Note 7. Fair Value Accounting

 

Fair Value Measurements — The Company's valuation techniques are based upon observable and unobservable inputs. Observable inputs reflect market data obtained from independent sources, while unobservable inputs reflect the Company's market assumptions. These two types of inputs create the following fair value hierarchy:

 

Level 1 - Valuations based on quoted prices in active markets for identical assets and liabilities.

Level 2 - Valuations based on observable inputs in active markets for similar assets and liabilities, other than Level 1 prices, such as quoted interest or currency exchange rates, for substantially the full term of the asset or liability.
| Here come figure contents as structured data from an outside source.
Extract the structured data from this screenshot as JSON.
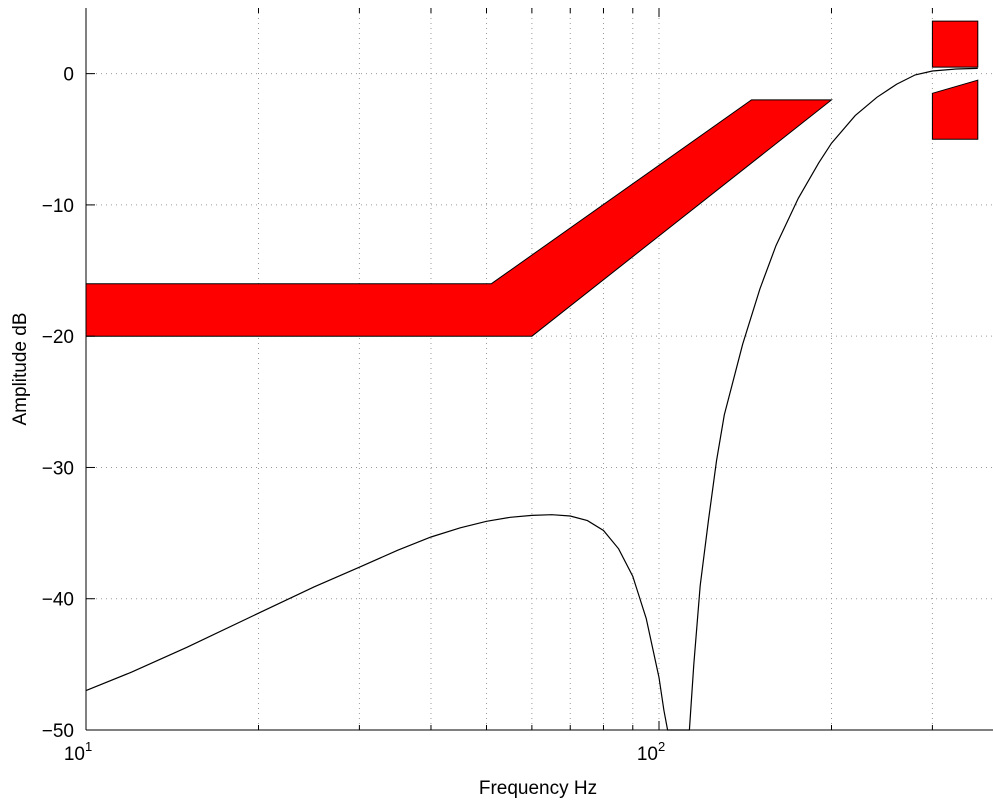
{
  "chart_data": {
    "type": "line",
    "title": "",
    "xlabel": "Frequency Hz",
    "ylabel": "Amplitude dB",
    "xscale": "log",
    "xlim": [
      10,
      360
    ],
    "ylim": [
      -50,
      5
    ],
    "grid": true,
    "grid_style": "dotted",
    "x_ticks": [
      {
        "base": "10",
        "exp": "1",
        "value": 10
      },
      {
        "base": "10",
        "exp": "2",
        "value": 100
      }
    ],
    "y_ticks": [
      {
        "label": "0",
        "value": 0
      },
      {
        "label": "−10",
        "value": -10
      },
      {
        "label": "−20",
        "value": -20
      },
      {
        "label": "−30",
        "value": -30
      },
      {
        "label": "−40",
        "value": -40
      },
      {
        "label": "−50",
        "value": -50
      }
    ],
    "colors": {
      "mask": "#ff0000",
      "curve": "#000000",
      "grid": "#9a9a9a"
    },
    "mask_regions": [
      {
        "points": [
          [
            10,
            -16
          ],
          [
            51,
            -16
          ],
          [
            145,
            -2
          ],
          [
            200,
            -2
          ],
          [
            60,
            -20
          ],
          [
            10,
            -20
          ]
        ]
      },
      {
        "points": [
          [
            300,
            4
          ],
          [
            360,
            4
          ],
          [
            360,
            0.5
          ],
          [
            300,
            0.5
          ]
        ]
      },
      {
        "points": [
          [
            300,
            -1.5
          ],
          [
            360,
            -0.5
          ],
          [
            360,
            -5
          ],
          [
            300,
            -5
          ]
        ]
      }
    ],
    "series": [
      {
        "points": [
          [
            10,
            -47
          ],
          [
            12,
            -45.6
          ],
          [
            15,
            -43.7
          ],
          [
            20,
            -41.1
          ],
          [
            25,
            -39.1
          ],
          [
            30,
            -37.6
          ],
          [
            35,
            -36.3
          ],
          [
            40,
            -35.3
          ],
          [
            45,
            -34.6
          ],
          [
            50,
            -34.1
          ],
          [
            55,
            -33.8
          ],
          [
            60,
            -33.65
          ],
          [
            65,
            -33.6
          ],
          [
            70,
            -33.7
          ],
          [
            75,
            -34.05
          ],
          [
            80,
            -34.8
          ],
          [
            85,
            -36.2
          ],
          [
            90,
            -38.3
          ],
          [
            95,
            -41.5
          ],
          [
            100,
            -46
          ],
          [
            102,
            -48.5
          ],
          [
            103.5,
            -51
          ],
          [
            113,
            -51
          ],
          [
            115,
            -45
          ],
          [
            118,
            -39
          ],
          [
            122,
            -34
          ],
          [
            126,
            -29.5
          ],
          [
            130,
            -26
          ],
          [
            140,
            -20.6
          ],
          [
            150,
            -16.4
          ],
          [
            160,
            -13.1
          ],
          [
            175,
            -9.5
          ],
          [
            190,
            -6.8
          ],
          [
            200,
            -5.3
          ],
          [
            220,
            -3.2
          ],
          [
            240,
            -1.8
          ],
          [
            260,
            -0.8
          ],
          [
            280,
            -0.1
          ],
          [
            300,
            0.2
          ],
          [
            330,
            0.35
          ],
          [
            360,
            0.4
          ]
        ]
      }
    ]
  }
}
Level 3 - Valuations based on significant unobservable inputs that are supported by little or no market activity, such as discounted cash flow methodologies based on internal cash flow forecasts.

 

 

 

The following table provides the estimated fair value of financial instruments and presents amounts that have been determined using available market information and appropriate valuation methodologies. However, considerable judgment is required to interpret market data to develop the estimates of fair value. Accordingly, the estimates presented herein are not necessarily indicative of the amounts that could be realized in a current market exchange. The use of different market assumptions or estimation methodologies could have a material impact on the estimated fair value amounts. The fair value of short-term financial assets and liabilities, such as service fees receivable, notes receivable, and accounts payable and accrued expenses are not included in the following table as their carrying value approximates their fair value.

 

The estimated fair values of the Company's financial instruments are (in thousands):

 

  

September 30, 2021 (unaudited)

  

December 31, 2020

 
  

Carrying Value

  

Fair Value

  

Carrying Value

  

Fair Value

 

Financial liabilities:

                

2017 Notes (Level 3)

 $92,651  $13,632  $90,115  $11,365 

 

The 2017 Notes in the table above are not measured at fair value in the condensed consolidated balance sheets but are required to be disclosed at fair value. The fair value of the 2017 Notes has been estimated using Level 3 methodologies, based on significant unobservable inputs that are supported by little or no market activity, such as discounted cash flow calculations based on internal cash flow forecasts. No assets or liabilities have been transferred between levels during any period presented. The fair value is estimated by discounting future projected cash flows using a discount rate commensurate with the risks involved. The interest rate on the senior notes is 1% per annum from April 1, 2019 through December 31, 2023; 2% per annum from January 1, 2024 through December 31, 2028; and 10% per annum from January 1, 2029 through the maturity date in March 2033. 

 

Prior to the Company's acquisition of HCS in 2017, the Company originated, purchased, securitized, sold, invested in and serviced residential nonconforming mortgage loans and mortgage securities. During 2018, the Company sold all but 33 non-performing mortgage securities. The Company retains clean-up call rights associated with prior servicing activities, and has determined these clean-up call rights have nofair value as of  September 30, 2021 and December 31, 2020.